Project details

Researcher: Dr Esther Arwert

Location: The Breast Cancer Now Toby Robins Research Centre, London

Team: Functional tumour immunology team

The challenge

Immunotherapies are treatments that turn our bodies’ immune system against cancer. Immunotherapies have worked really well for some people with certain cancers. But we need more research so that many more people with cancer can benefit from this treatment.

In some cancers, the tumour cells can hide from the immune system, making them harder to fight. If we can understand how tumour cells are able to do this, and then target this ability, we could make breast cancer cells visible to the immune system again. This could help people with breast cancer who have limited options for their treatment.

“Our lab is studying how immune cells are affected by cancer cells and other parts of the tumour local environment. We want to understand exactly how tumours can hide from the immune system. Then we can target these processes with drugs to reveal the breast cancer to the immune system” – Dr Esther Arwert

The science behind the project

Esther and her team are focusing on the following two areas:

1) Understanding communication between cancer cells and immune cells

Breast cancer cells communicate with each other, as well as with other cells found in a tumour. Working out how these cells communicate will help us understand how cancers can resist immunotherapies.

Esther’s team is interested in the communication between breast cancer cells and a type of immune cell called a T cell. They want to know how this impacts the effectiveness of immunotherapies. The researchers will track T cell activity with sophisticated laboratory methods to work out how cancer cells and the tumour environment can turn T cells off, so that they aren’t able to act against cancer.

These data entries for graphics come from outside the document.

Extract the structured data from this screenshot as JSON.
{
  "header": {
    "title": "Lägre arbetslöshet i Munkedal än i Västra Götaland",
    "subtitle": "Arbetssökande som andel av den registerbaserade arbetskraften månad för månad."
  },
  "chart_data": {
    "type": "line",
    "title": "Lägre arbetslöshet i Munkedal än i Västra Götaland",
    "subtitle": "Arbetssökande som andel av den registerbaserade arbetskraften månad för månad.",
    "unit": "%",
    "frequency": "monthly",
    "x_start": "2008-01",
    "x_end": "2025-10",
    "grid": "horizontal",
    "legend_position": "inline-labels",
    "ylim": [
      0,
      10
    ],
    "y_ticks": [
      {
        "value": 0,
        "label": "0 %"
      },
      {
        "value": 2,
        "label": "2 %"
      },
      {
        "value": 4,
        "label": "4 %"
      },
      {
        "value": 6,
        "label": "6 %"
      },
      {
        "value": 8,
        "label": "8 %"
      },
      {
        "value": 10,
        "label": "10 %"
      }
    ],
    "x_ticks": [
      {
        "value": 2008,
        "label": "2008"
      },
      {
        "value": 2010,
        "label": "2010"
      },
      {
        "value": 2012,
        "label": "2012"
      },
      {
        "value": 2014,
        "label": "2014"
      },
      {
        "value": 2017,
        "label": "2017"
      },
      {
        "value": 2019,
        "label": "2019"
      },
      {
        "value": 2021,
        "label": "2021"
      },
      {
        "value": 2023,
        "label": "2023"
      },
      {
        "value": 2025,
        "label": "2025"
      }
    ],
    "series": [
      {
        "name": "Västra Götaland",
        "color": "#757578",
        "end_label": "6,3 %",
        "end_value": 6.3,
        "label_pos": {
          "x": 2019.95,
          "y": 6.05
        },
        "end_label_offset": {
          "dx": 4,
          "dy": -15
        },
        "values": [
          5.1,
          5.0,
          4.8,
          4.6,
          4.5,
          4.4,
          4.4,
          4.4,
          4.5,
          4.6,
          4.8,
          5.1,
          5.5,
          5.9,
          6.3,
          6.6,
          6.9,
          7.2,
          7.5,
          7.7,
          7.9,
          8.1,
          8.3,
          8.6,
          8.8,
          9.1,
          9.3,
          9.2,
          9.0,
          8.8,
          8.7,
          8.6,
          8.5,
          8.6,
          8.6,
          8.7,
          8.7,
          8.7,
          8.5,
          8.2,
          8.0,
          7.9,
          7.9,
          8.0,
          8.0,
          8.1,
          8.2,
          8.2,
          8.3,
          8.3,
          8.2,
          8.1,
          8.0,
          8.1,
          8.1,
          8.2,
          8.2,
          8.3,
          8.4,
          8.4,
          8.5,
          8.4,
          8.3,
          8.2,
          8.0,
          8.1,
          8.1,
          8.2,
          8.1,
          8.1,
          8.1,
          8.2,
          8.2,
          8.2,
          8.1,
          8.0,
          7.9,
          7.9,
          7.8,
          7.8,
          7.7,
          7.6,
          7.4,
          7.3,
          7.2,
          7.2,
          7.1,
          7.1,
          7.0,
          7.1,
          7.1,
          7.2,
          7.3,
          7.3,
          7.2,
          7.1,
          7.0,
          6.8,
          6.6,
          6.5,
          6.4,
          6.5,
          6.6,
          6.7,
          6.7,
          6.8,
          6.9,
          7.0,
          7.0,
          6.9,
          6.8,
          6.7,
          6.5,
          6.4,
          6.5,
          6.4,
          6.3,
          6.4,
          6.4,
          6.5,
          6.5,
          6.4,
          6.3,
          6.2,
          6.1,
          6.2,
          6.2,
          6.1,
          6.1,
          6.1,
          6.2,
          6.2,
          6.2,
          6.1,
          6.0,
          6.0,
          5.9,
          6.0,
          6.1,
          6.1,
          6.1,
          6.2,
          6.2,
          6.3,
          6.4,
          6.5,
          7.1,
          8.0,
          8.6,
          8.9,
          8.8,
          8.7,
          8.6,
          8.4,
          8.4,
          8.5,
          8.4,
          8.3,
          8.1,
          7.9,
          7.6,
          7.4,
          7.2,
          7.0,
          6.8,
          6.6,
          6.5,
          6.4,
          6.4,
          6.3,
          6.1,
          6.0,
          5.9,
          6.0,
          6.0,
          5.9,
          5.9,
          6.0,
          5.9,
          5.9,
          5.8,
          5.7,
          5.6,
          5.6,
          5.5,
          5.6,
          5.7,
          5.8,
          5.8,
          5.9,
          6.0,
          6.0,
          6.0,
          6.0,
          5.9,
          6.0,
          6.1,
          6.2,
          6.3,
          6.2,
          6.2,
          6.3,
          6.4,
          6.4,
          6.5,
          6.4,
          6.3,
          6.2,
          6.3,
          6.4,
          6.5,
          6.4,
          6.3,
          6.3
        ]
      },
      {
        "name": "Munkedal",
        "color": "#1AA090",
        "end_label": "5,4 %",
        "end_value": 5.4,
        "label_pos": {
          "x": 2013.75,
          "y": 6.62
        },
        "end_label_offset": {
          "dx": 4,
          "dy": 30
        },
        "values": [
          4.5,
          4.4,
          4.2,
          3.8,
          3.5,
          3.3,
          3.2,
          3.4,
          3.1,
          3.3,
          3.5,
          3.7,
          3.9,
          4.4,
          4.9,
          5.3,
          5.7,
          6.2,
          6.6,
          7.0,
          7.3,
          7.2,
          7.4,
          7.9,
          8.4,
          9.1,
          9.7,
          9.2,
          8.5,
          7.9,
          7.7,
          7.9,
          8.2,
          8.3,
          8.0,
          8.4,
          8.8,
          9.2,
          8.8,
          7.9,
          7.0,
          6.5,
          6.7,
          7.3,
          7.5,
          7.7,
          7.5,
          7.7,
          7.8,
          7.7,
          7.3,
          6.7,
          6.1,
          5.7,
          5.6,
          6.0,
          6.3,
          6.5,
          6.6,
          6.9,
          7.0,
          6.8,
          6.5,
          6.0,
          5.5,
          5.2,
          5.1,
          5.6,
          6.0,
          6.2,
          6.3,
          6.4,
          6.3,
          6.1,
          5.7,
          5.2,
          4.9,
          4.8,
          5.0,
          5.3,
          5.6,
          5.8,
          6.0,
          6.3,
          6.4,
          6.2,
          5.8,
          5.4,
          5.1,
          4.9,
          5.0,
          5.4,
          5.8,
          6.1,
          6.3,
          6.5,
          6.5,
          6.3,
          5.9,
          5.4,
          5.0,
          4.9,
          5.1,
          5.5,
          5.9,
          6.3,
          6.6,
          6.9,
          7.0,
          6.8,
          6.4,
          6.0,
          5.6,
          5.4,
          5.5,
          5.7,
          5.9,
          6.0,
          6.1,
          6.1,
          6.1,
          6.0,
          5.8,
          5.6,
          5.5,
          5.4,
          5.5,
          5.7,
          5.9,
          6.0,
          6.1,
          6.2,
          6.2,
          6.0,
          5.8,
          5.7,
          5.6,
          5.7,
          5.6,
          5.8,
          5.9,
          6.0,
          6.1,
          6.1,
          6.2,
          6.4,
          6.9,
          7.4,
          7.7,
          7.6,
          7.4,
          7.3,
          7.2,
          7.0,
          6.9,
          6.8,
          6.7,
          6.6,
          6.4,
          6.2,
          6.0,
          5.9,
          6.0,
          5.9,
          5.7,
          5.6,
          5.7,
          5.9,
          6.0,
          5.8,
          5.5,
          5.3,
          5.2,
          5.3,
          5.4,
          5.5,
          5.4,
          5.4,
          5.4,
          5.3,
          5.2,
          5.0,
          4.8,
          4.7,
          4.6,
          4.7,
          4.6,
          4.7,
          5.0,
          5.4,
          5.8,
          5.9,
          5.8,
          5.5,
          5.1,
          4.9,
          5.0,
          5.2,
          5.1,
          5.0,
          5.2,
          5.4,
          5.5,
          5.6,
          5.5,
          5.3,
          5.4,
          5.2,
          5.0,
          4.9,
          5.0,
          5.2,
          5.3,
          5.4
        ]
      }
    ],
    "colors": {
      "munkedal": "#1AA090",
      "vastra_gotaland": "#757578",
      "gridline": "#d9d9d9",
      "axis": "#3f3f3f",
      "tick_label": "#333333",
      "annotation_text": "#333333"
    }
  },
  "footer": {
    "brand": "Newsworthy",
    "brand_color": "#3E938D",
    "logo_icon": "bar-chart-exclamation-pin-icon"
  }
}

2) Observing interactions between the tumour environment and the immune response

We know that the local environment in a breast cancer tumour can have an effect on the body’s immune response, but could we also use it to predict how the cancer responds to immunotherapies?

In order for immune cells to communicate, certain structures inside the tumour need to be close together. And this communication can cause resistance to immunotherapies. By studying breast cancer in mice, Esther’s team are trying to work out which parts of the tumour environment are causing this.

What difference will this project make?

Dr Arwert’s research could provide a new treatment for people with breast cancer. By revealing hidden breast cancer cells to the immune system, the new treatment could help a patient’s own body fight the cancer. This could be a real breakthrough for people who currently have limited treatments available for their breast cancer.